Of course, successful agricultural sector performance is much more than rainfall and positive climate for growth. There are a number of other factors – both positively and negatively – that will affect SA’s agricultural production and exports for the remainder of 2022.
Perhaps the most obvious of these is the ongoing Russian-Ukrainian war. While it is hard to imagine anything positive coming out of this devastating war, the reality is that the consequences for South Africa’s agricultural sector have indeed been mixed – and this is likely to continue as the world goes forward. A much longer period of conflict is expected in the region.
SA Agri Production, Export
On the one hand, production that was expected to flow to Russia and Ukraine was suddenly suspended from SWIFT, which had a major impact on all countries engaged in agricultural production with the two countries.
South Africa is one such country, but due to its lack of scale, the disruption has had a significant negative impact on the agro export sector. Of course, there were some exporters who still had the opportunity to send produce to Russia, for whom the sharp increase in demand translated into strong agricultural commodity prices.
Going forward, demand for quality and affordable agricultural produce in both countries will increase significantly as export restrictions imposed by several of their key supply regions remain. While this may present opportunities for South African agri exports, the extent to which exporters in this country take advantage of those opportunities still largely depends on overcoming logistical challenges and ensuring payment security for importers in war-torn regions.
Another important factor shaping SA Agri’s export potential is freight. Overall shipping costs have been on a steep and steady rise in recent months.
In addition, the global supply chain disruptions and infrastructure shortages caused by Covid-19, which remain largely unaddressed and freight complications and costs, are likely to have a very negative impact on agri exports in the coming months and years. .
The flip side of this freight challenge coin for South Africa is that 41% of the country’s agricultural output is exported across Africa.
While this does not insulate exporters from the ups and downs of freight and fuel costs, it does allow the savvy exporter to build a stronger and more resilient export supply chain, which is immune to the effects of global freight challenges. And with the positive impact of the recent African Continental Free Trade Area (AfCTA) agreement being widely felt, there is real potential for South African exporters to build highly resilient and highly profitable operations on the continent.
The immediate export opportunities in Africa and globally are expected to be very strong, with 160 million tons of production expected to be exported this season. This represents a significant year-on-year growth from the 2.4 million tonnes exported in 2021.
Compensating for rising global inflation
The rand exchange rate against most major currencies also remains favorable to generate good margins, which will hopefully reduce any pressure from a rising global inflation environment. In terms of citrus, in particular, the recent agreement with China on export/import protocols will have a very positive long-term impact on South Africa’s citrus exports to that country in the coming years.

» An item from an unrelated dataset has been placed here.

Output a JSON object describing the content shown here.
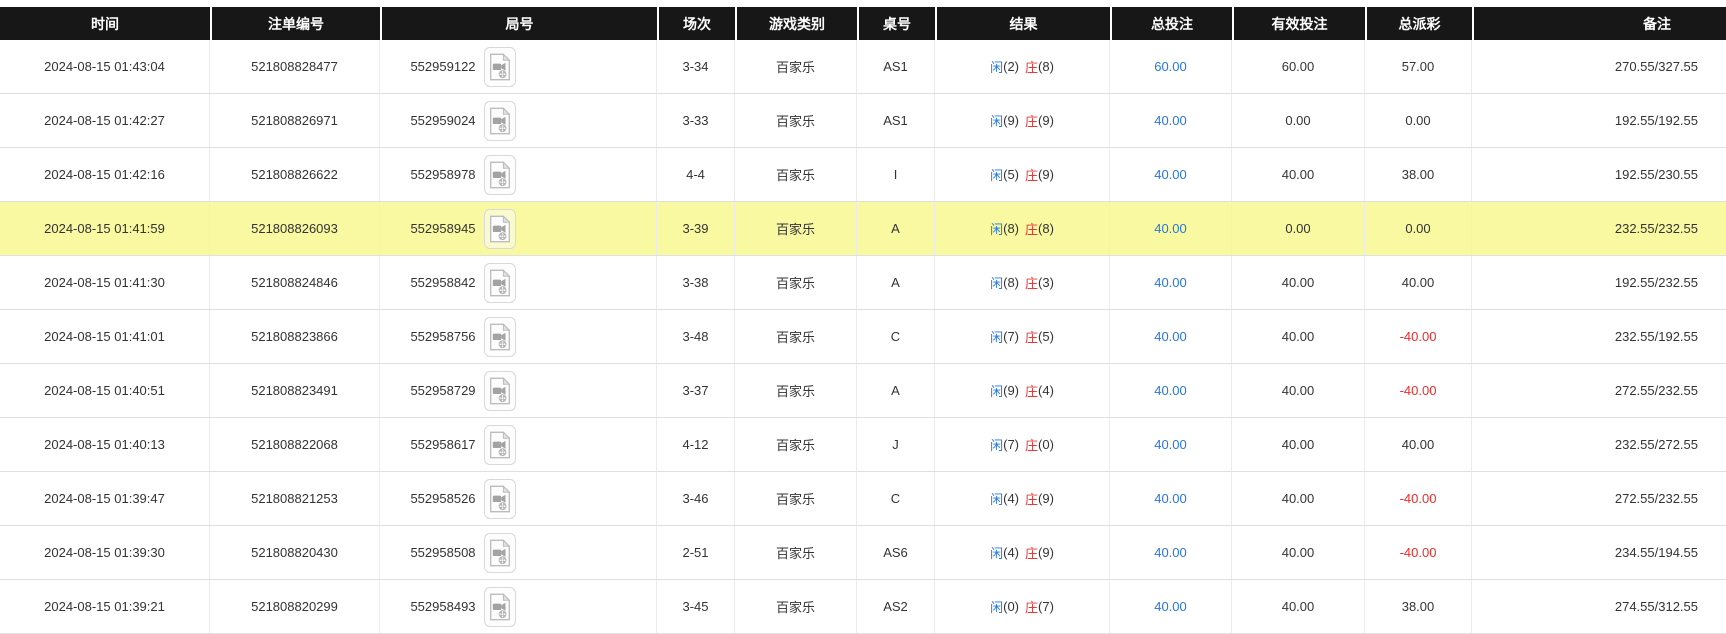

In the long term, many of the global events described above – and the Russia-Ukraine conflict in particular – may have the effect of creating a greater focus on ensuring a more open and fair global trade landscape for all international trading partners. The hope is that this can lead to a global shift in thinking about removing unfair tariff regimes, some of which still limit South Africa’s competitiveness in many export markets.
A typical example is the recent EU mandate to control the false codling moth (FCM) requiring citrus imports to undergo mandatory cold treatment and pre-chilling measures up to 25 days prior to shipment. This is despite the SA industry having a strict FCM risk management system and providing more scientific evidence.
If this change takes place, it will not only create more open markets and export-friendly global conditions, but will also create additional impetus for new digitized agri-systems that have been affected by the movement restrictions created during the Covid-19 pandemic. It has enabled the rapid implementation of digital processes for product inspection and business transactions.
Such more open markets and digitally enabled trade will have very positive implications for South Africa’s agri-export sector, particularly allowing it to continue to build on the strong foundations laid in recent years.